The Harbour View penthouse designed 14 years ago by Archipelontwerpers, was the first step towards rooftop housing. The point of reference for this design was the presence of several robust warehouses with steel cooling plants on the roof. A two-storey, lightweight steel penthouse has been constructed on top of a brick base consisting of two structures that face one another (the socle). The construction comprises a frame of hot-rolled sections with a lightweight panel filling.
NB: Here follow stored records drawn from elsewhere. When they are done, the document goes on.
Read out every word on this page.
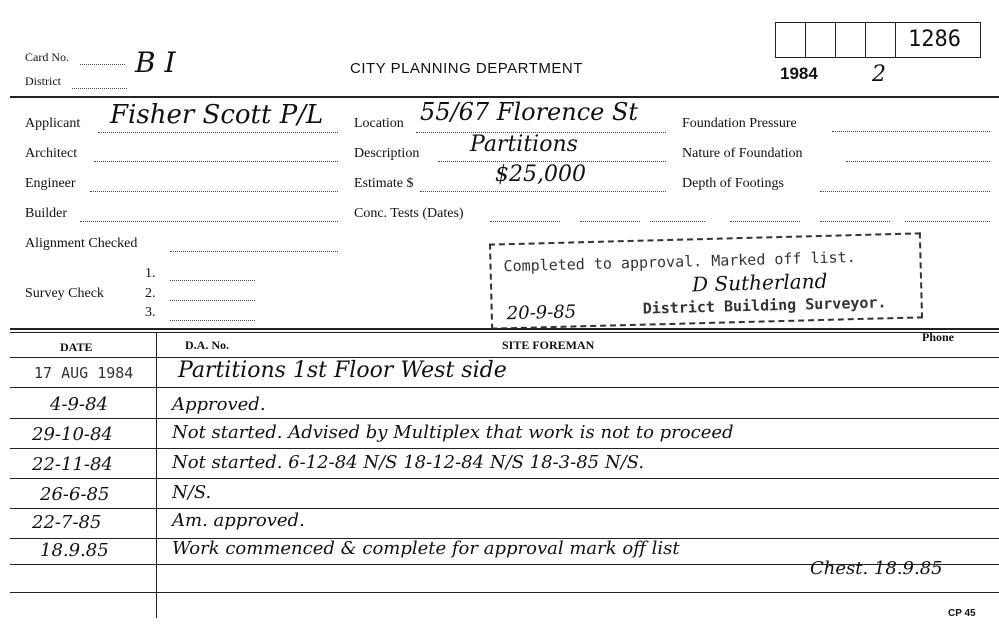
Card No.
District
B I	CITY PLANNING DEPARTMENT
1286
1984 2
Applicant Fisher Scott P/L
Architect
Engineer
Builder
Alignment Checked
1.
Survey Check	2.
3.
Location 55/67 Florence St
Description Partitions
Estimate $	$25,000
Conc. Tests (Dates)
Foundation Pressure
Nature of Foundation
Depth of Footings
Completed to approval. Marked off list.
D Sutherland
District Building Surveyor.
20-9-85
DATE	D.A. No.	SITE FOREMAN
Phone
17 AUG 1984 Partitions 1st Floor West side
4-9-84	Approved.
29-10-84	Not started. Advised by Multiplex that work is not to proceed
22-11-84	Not started. 6-12-84 N/S 18-12-84 N/S 18-3-85 N/S.
26-6-85	N/S.
22-7-85	Am. approved.
18.9.85	Work commenced & complete for approval mark off list
Chest. 18.9.85
CP 45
The penthouse was to be used as a home/office and/or studio. These demands were frequently modified and expanded during the building process. The penthouse consists of a single space occupying both storeys. Rooms like the bathroom and bedroom can be partitioned off by means of sliding partitions. The demands were as follows: the residents must be able to look out from the bath over the empty space and see the sea, and once they were out of the bath they must be able to follow different routes through the house.
Essential for this penthouse are the spacious terraces on different levels and the double route afforded by the two staircases.
After the penthouse had been completed, Archipelontwerpers worked on the transformation of a number of warehouses that had been declared unusable and were due for demolition. Similar steel penthouses are placed on and above these warehouses (IJsvis, Nautilus and Rokerij). The Scheveningen harbour can thus become an example of stepping-stone urban planning.
The principle on which the stepping-stone strategy is based involves two aspects: 1) the formulation/identification of the theme, and 2) the transformation of the theme. It is thus not the case that themes are closed systems, like a Lego box, in which the explicit rules of play have to be taken into account in the search for variants. The reverse is in fact the case. Because various similarities are introduced into diverse projects, and are also identified as such at a certain moment, a particular theme emerges as a pattern. This theme then serves as the starting-point for new variants.
All variants also include many non-thematic aspects, variants and specific solutions, and repetition of these leads to sub themes. The themes evolve thanks to these transformations. These aspects of emergence and evolution are the major difference in approach between Bernard Tschumi’s follies for Parc de la Villette in Paris – here the red follies could be configured precisely on the green grass within the blueprint of strict rules of play – and the façades that Palladio designed for three churches beside the Canale della Giudecca in sixteenth-century Venice.
The three façades are not identical, but in orientation and in composition, colour and material they have a lot in common.
It was above Palladio’s approach that was the reference for Archipelontwerpers in developing the stepping-stone strategy in Scheveningen. It was not until after they had received commissions from two different clients, followed after a while by a third, to design penthouses on top of an old warehouse that the opportunity spontaneously arose of playing a game of references, by which a certain theme was introduced, though all of this took place without the explicit formulation of any rules beforehand. So the stepping-stone strategy is a game of references under construction rather than a developed system within which the rules of play have to be followed. Given the specific (technical) properties of every raised ground level and the at times highly personal preferences regarding the rooftop home, such tight rules would be undesirable.